This past Thursday, I happened to find myself on someone else’s blog (also hosted by WordPress) and I saw a notification alert in the upper right-hand side of my screen. When I clicked on it, a message popped up congratulating me on my 12-year anniversary of running this blog. Well, then. The date didn’t even occur to me in the days leading up to it, and I didn’t (and don’t) have some sort of special anniversary post planned.
Instead, submitted for your approval, I have two long-finished, never-posted projects.
First up: A Lively Tune by Louise Gregoire Originals. This one j-u-u-ust got framed this winter (pre-quarantining).

The eagle-eyed among you will notice this was actually completed back in 2016 – that’s how long it took for a frame to be decided on – but I started it probably 15 years earlier.

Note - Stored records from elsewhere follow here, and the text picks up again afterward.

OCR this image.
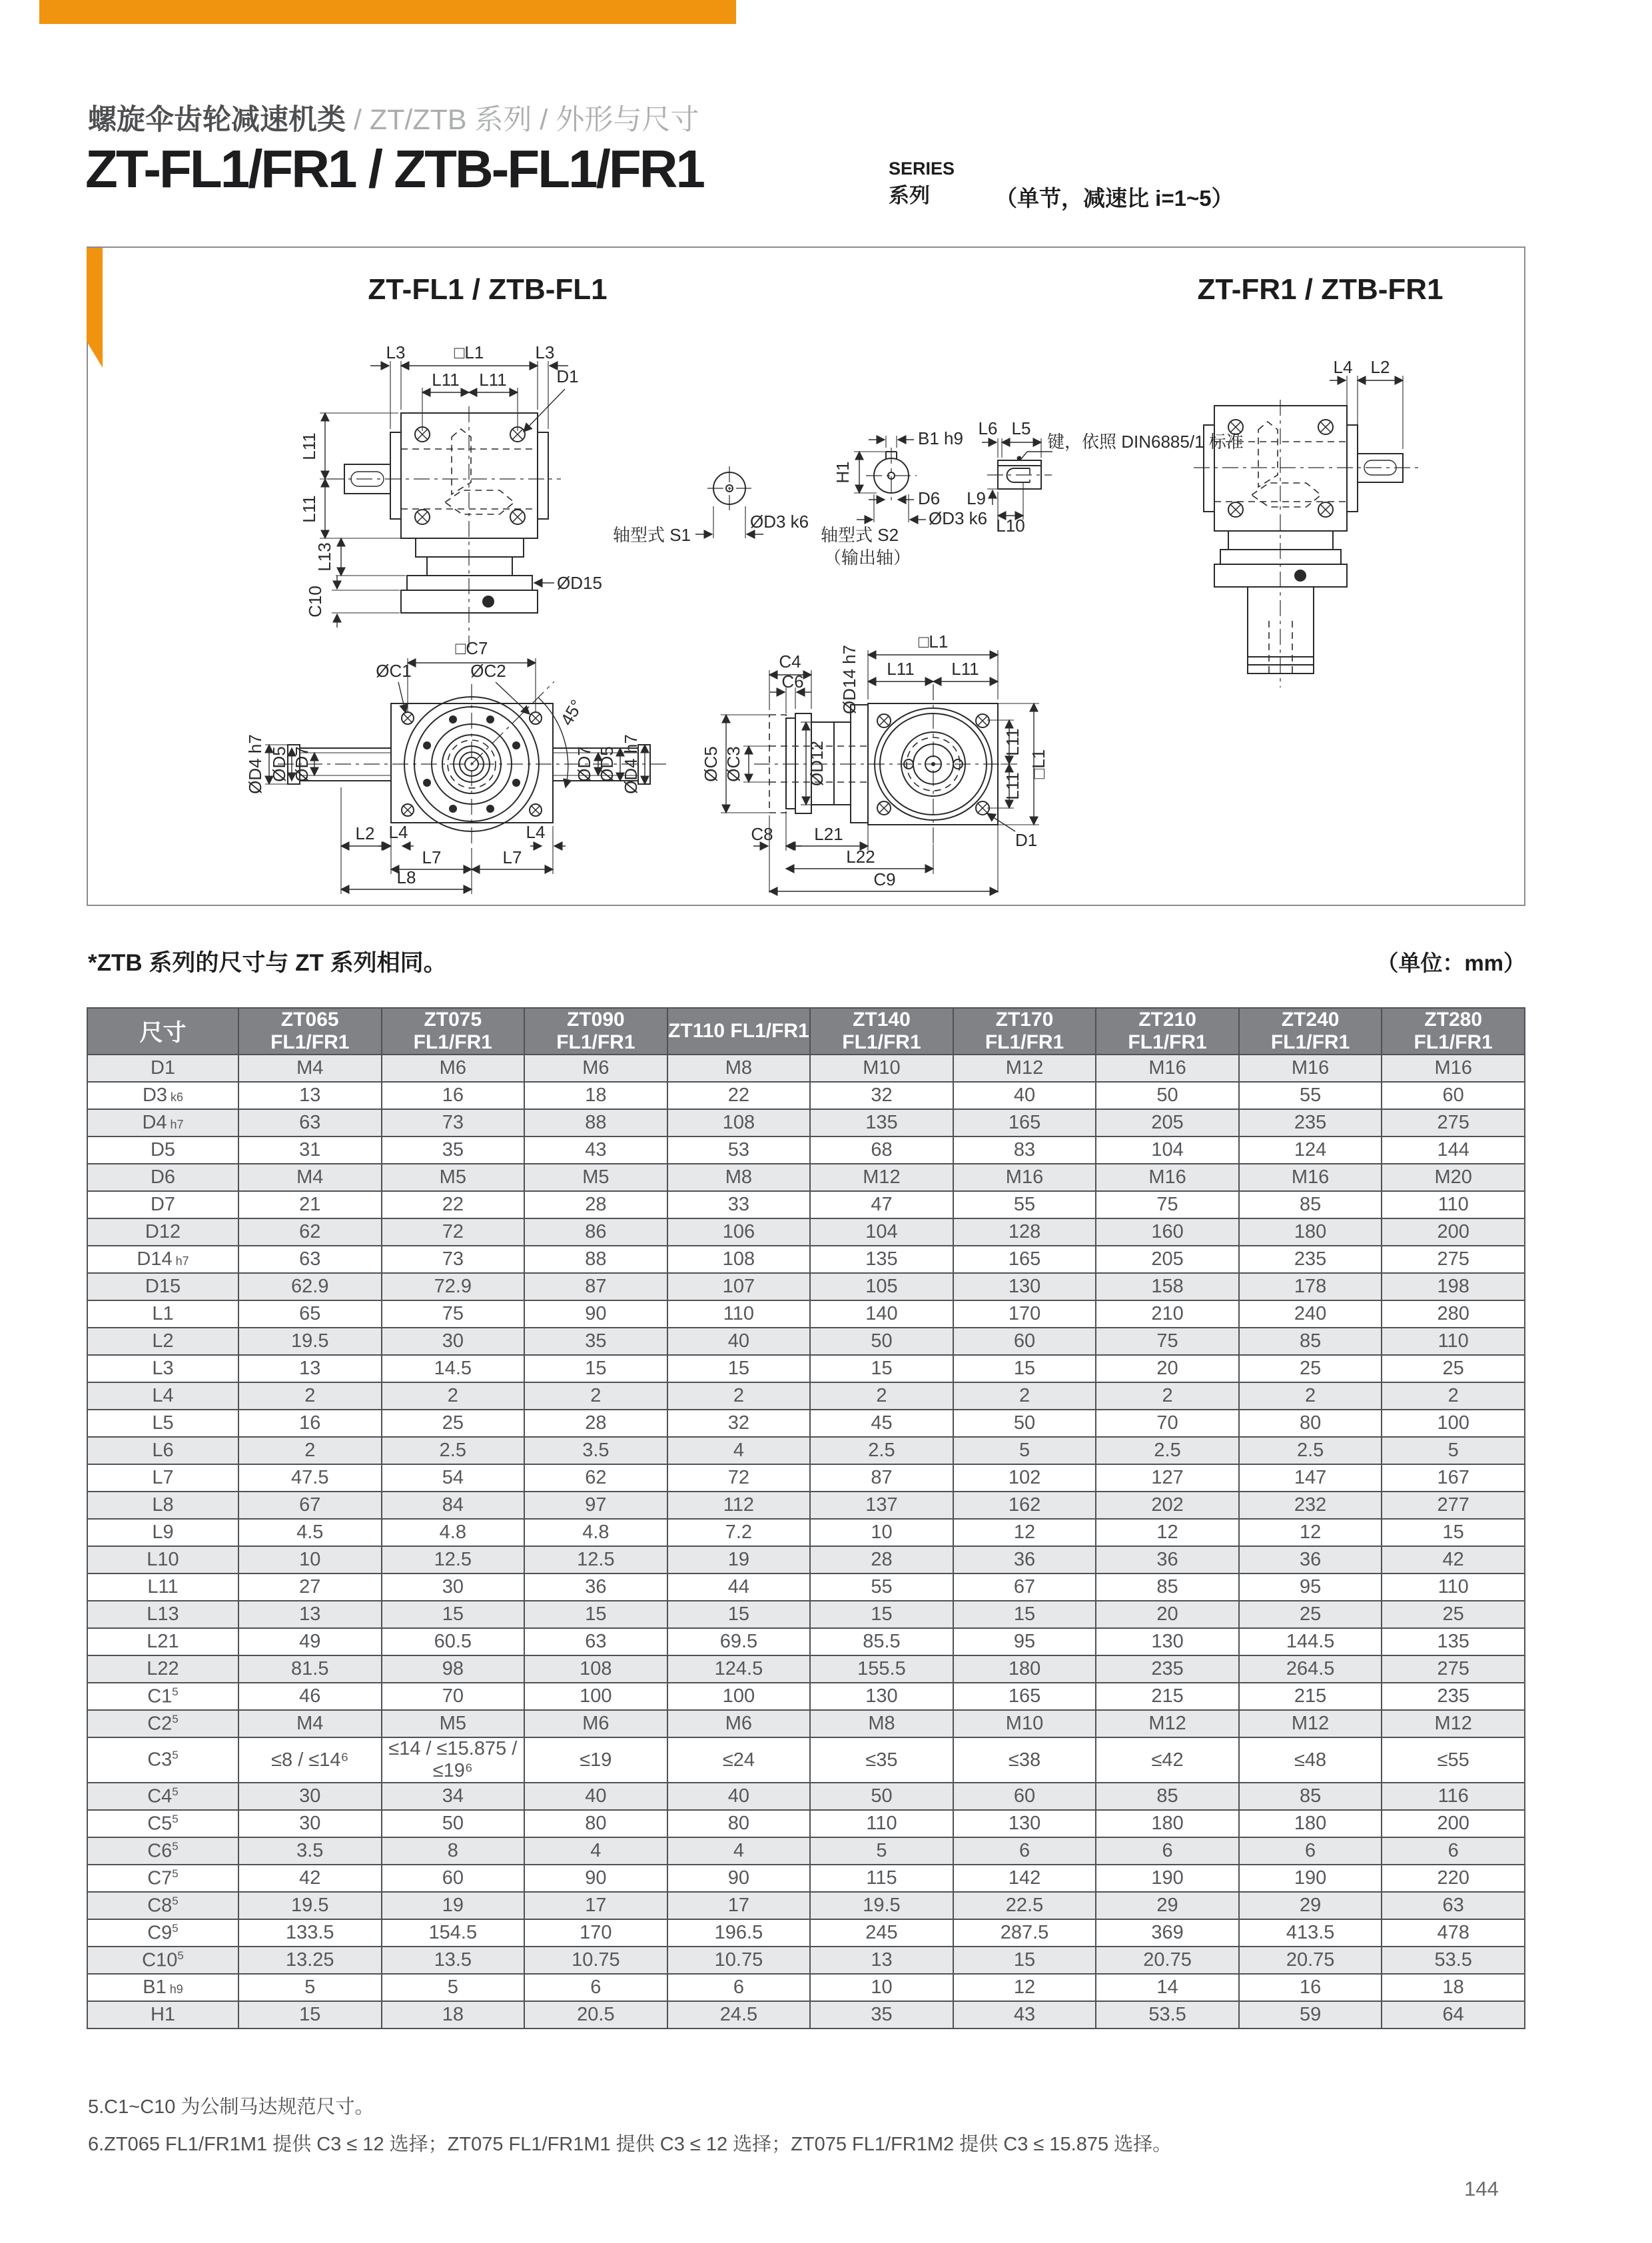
螺旋伞齿轮减速机类 / ZT/ZTB 系列 / 外形与尺寸
ZT-FL1/FR1 / ZTB-FL1/FR1	SERIES
系列	（单节，减速比 i=1~5）
ZT-FL1 / ZTB-FL1	ZT-FR1 / ZTB-FR1
L3	□L1	L3
L11 L11	D1
L11
L11
L13
C10
ØD15
□C7
ØC1	ØC2
45°
ØD4 h7 ØD5 ØD7	ØD7 ØD5 ØD4 h7
L2 L4	L4
L7	L7
L8
轴型式 S1
ØD3 k6
B1 h9
H1
D6
ØD3 k6
轴型式 S2
（输出轴）
L6 L5
键，依照 DIN6885/1 标准
L9
L10
L4 L2
C4
C6 ØD14 h7
□L1
L11 L11
ØC5 ØC3	ØD12	L11
L11
□L1
C8 L21
L22
C9
D1
*ZTB 系列的尺寸与 ZT 系列相同。	（单位：mm）
尺寸	ZT065 FL1/FR1	ZT075 FL1/FR1	ZT090 FL1/FR1	ZT110 FL1/FR1	ZT140 FL1/FR1	ZT170 FL1/FR1	ZT210 FL1/FR1	ZT240 FL1/FR1	ZT280 FL1/FR1
D1	M4	M6	M6	M8	M10	M12	M16	M16	M16
D3 k6	13	16	18	22	32	40	50	55	60
D4 h7	63	73	88	108	135	165	205	235	275
D5	31	35	43	53	68	83	104	124	144
D6	M4	M5	M5	M8	M12	M16	M16	M16	M20
D7	21	22	28	33	47	55	75	85	110
D12	62	72	86	106	104	128	160	180	200
D14 h7	63	73	88	108	135	165	205	235	275
D15	62.9	72.9	87	107	105	130	158	178	198
L1	65	75	90	110	140	170	210	240	280
L2	19.5	30	35	40	50	60	75	85	110
L3	13	14.5	15	15	15	15	20	25	25
L4	2	2	2	2	2	2	2	2	2
L5	16	25	28	32	45	50	70	80	100
L6	2	2.5	3.5	4	2.5	5	2.5	2.5	5
L7	47.5	54	62	72	87	102	127	147	167
L8	67	84	97	112	137	162	202	232	277
L9	4.5	4.8	4.8	7.2	10	12	12	12	15
L10	10	12.5	12.5	19	28	36	36	36	42
L11	27	30	36	44	55	67	85	95	110
L13	13	15	15	15	15	15	20	25	25
L21	49	60.5	63	69.5	85.5	95	130	144.5	135
L22	81.5	98	108	124.5	155.5	180	235	264.5	275
$C1^5$	46	70	100	100	130	165	215	215	235
$C2^5$	M4	M5	M6	M6	M8	M10	M12	M12	M12
$C3^5$	≤8 / ≤14⁶	≤14 / ≤15.875 / ≤19⁶	≤19	≤24	≤35	≤38	≤42	≤48	≤55
$C4^5$	30	34	40	40	50	60	85	85	116
$C5^5$	30	50	80	80	110	130	180	180	200
$C6^5$	3.5	8	4	4	5	6	6	6	6
$C7^5$	42	60	90	90	115	142	190	190	220
$C8^5$	19.5	19	17	17	19.5	22.5	29	29	63
$C9^5$	133.5	154.5	170	196.5	245	287.5	369	413.5	478
$C10^5$	13.25	13.5	10.75	10.75	13	15	20.75	20.75	53.5
B1 h9	5	5	6	6	10	12	14	16	18
H1	15	18	20.5	24.5	35	43	53.5	59	64
5.C1~C10 为公制马达规范尺寸。
6.ZT065 FL1/FR1M1 提供 C3 ≤ 12 选择；ZT075 FL1/FR1M1 提供 C3 ≤ 12 选择；ZT075 FL1/FR1M2 提供 C3 ≤ 15.875 选择。
144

It was one of those projects that kept getting put aside because something else took priority. When I studied Ukrainian in university, we watched a National Film Board production called “Teach Me to Dance” (Navche meni tantsjuvate), and every time I picked this up to work on it, that was what crossed my mind and not the actual name of the design. The boy with his wind instrument (surely not a clarinet) seems secondary to the two who are dancing.
Finding a frame took ages. When it was finally decided that yes, this should be framed, it was discovered that a standard 8″ x 10″ was going to be a fraction too small, and cut off some of the background. But lo, Michaels had an 8 1/2″ x 11″ frame that let everything show without a ton of extra blank space.
My mom decided that it needed to go in the hallway, across from another Ukrainian-themed piece I stitched.

This one is a bit *cough*a lot*cough* older: a sampler featuring the Ukrainian alphabet. I designed it myself to hang in my grandfather’s room in the seniors’ home, modifying a Roman alphabet I found in a design book, and adding a few little bits of traditional design for interest. We used to have to recite that in class, and while it’s one thing to be four or five and reciting your A-B-C’s in kindergarten, it’s quite another to be 19 and stumbling over your ah-beh-veh’s. In any case, after he passed away, we got it back, and it’s now hanging in my parents’ hallway.
(Fun fact: the “soft sign” – the very last character, at the far right of the bottom row – doesn’t actually have a capital version. It’s not a letter per se, but a way to modify sounds the other letters make. I’m not really sure why I gave it its own capital. Symmetry, probably.)